Alcohol and hepatotropic viruses cause the majority of liver cirrhosis in the Western World. Colchicine is an anti-inflammatory and anti-fibrotic medication. Several randomised clinical trials have addressed the question whether colchicine has any efficacy in patients with alcoholic or non-alcoholic fibrosis and cirrhosis.

Objectives: 

To assess the beneficial and harmful effects of colchicine in patients with alcoholic or non-alcoholic fibrosis or cirrhosis, excluding patients with primary biliary cirrhosis.

Search strategy: 

The Cochrane Hepato-Biliary Group Controlled Trials Register, The Cochrane Controlled Trials Register on The Cochrane Library, MEDLINE, EMBASE, Science Citation Index Expanded, and full text searches were combined (September 2004). Manufacturers and researchers in the field were also contacted.

Selection criteria: 

We included randomised trials irrespective of blinding, language, or publication status comparing per oral colchicine with placebo or no intervention for patients with fibrosis or cirrhosis induced by either alcohol, virus, or unknown factors (cryptogenic).
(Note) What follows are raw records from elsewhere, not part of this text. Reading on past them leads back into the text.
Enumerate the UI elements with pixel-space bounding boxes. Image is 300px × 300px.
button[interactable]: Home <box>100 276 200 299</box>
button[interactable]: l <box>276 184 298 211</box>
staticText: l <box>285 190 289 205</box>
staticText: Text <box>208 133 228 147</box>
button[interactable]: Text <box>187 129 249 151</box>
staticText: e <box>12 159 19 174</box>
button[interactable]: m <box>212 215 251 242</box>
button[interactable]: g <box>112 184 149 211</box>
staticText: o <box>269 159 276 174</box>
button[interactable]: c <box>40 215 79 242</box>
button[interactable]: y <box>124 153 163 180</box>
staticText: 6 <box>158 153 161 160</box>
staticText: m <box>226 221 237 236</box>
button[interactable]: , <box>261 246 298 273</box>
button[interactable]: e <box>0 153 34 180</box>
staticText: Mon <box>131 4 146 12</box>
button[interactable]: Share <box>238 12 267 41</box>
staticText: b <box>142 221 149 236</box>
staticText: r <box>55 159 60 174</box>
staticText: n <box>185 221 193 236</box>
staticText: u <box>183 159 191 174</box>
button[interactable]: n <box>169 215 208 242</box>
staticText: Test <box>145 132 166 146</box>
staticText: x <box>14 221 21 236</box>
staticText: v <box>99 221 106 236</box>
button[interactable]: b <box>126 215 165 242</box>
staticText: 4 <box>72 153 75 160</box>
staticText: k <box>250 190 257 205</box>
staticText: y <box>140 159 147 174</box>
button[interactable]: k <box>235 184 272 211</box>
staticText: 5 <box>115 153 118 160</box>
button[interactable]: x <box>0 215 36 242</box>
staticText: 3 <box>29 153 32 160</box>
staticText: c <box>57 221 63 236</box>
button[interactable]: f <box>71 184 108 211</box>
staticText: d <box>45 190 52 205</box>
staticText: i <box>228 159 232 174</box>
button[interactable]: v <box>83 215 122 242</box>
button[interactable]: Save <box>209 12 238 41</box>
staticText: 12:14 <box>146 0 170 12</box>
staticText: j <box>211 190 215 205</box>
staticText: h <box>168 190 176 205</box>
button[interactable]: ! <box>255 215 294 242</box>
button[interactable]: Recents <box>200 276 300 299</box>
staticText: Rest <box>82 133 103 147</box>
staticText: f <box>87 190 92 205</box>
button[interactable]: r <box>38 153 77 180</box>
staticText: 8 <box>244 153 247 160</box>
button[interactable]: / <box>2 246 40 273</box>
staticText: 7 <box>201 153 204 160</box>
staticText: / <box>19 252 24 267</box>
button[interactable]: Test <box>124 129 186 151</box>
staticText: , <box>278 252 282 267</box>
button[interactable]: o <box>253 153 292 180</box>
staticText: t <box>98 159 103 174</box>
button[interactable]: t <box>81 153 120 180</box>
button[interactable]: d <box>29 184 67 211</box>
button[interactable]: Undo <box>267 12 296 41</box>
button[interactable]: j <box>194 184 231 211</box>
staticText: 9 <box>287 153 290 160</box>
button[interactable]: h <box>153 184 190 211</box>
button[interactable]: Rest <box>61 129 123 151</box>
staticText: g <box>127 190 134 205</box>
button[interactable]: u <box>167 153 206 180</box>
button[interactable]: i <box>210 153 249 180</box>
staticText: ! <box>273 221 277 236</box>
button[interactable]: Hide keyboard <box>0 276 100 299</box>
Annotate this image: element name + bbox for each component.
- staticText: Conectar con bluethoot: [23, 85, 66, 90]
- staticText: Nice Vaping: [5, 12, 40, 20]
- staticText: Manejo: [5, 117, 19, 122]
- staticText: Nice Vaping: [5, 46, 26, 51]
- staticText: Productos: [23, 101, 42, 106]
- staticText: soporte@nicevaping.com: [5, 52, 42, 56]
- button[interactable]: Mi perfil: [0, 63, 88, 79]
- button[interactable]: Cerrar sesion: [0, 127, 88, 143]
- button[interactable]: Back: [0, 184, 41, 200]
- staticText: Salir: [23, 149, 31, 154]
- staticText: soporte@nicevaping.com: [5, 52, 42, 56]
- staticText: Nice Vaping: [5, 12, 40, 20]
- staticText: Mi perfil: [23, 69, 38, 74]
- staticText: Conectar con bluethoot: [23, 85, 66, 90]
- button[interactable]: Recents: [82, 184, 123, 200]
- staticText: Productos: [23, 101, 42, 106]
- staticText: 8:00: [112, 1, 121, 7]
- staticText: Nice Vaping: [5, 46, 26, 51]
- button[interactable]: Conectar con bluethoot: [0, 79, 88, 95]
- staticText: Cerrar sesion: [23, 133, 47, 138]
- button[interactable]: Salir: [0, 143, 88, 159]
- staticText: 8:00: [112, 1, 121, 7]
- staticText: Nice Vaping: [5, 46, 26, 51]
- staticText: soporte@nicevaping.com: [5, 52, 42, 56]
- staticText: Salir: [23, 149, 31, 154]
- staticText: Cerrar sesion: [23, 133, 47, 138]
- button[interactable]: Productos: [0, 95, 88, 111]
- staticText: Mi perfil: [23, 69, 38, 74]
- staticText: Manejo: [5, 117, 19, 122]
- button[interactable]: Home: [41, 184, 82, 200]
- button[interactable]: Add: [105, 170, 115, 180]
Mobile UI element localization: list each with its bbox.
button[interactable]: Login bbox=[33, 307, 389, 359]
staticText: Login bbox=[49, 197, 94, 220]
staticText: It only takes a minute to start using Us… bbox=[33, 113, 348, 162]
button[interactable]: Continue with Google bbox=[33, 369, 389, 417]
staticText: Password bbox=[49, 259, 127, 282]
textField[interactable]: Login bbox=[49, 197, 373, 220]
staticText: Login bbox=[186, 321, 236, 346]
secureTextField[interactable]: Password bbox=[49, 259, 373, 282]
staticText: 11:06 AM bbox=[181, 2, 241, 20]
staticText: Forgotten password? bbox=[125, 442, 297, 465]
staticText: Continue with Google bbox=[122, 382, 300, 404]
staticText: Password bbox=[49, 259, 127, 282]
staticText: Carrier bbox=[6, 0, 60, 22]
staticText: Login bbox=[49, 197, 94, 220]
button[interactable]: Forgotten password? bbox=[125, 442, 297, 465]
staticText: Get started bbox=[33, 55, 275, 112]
Data collection and analysis: 

The statistical package (RevMan Analyses) provided by The Cochrane Collaboration was used. The methodological quality of the randomised clinical trials was evaluated.

Main results: 

We could include 15 randomised clinical trials with 1714 patients. We found no significant effects of colchicine versus placebo/no intervention on mortality (relative risks (RR) 1.00, 95% confidence interval (CI) 0.87 to 1.16), liver-related mortality (RR 1.08, 95% CI 0.88 to 1.33), complications (RR 1.01, 95% CI 0.74 to 1.38), liver biochemistry, liver histology, or alcohol consumption (RR 1.03, 95% CI 0.77 to 1.39). Colchicine was associated with a significantly increased risk of serious adverse events (RR 8.38, 95% CI 1.08 to 65,2) and non-serious adverse events (RR 4.35, 95% CI 2.16 to 8.77).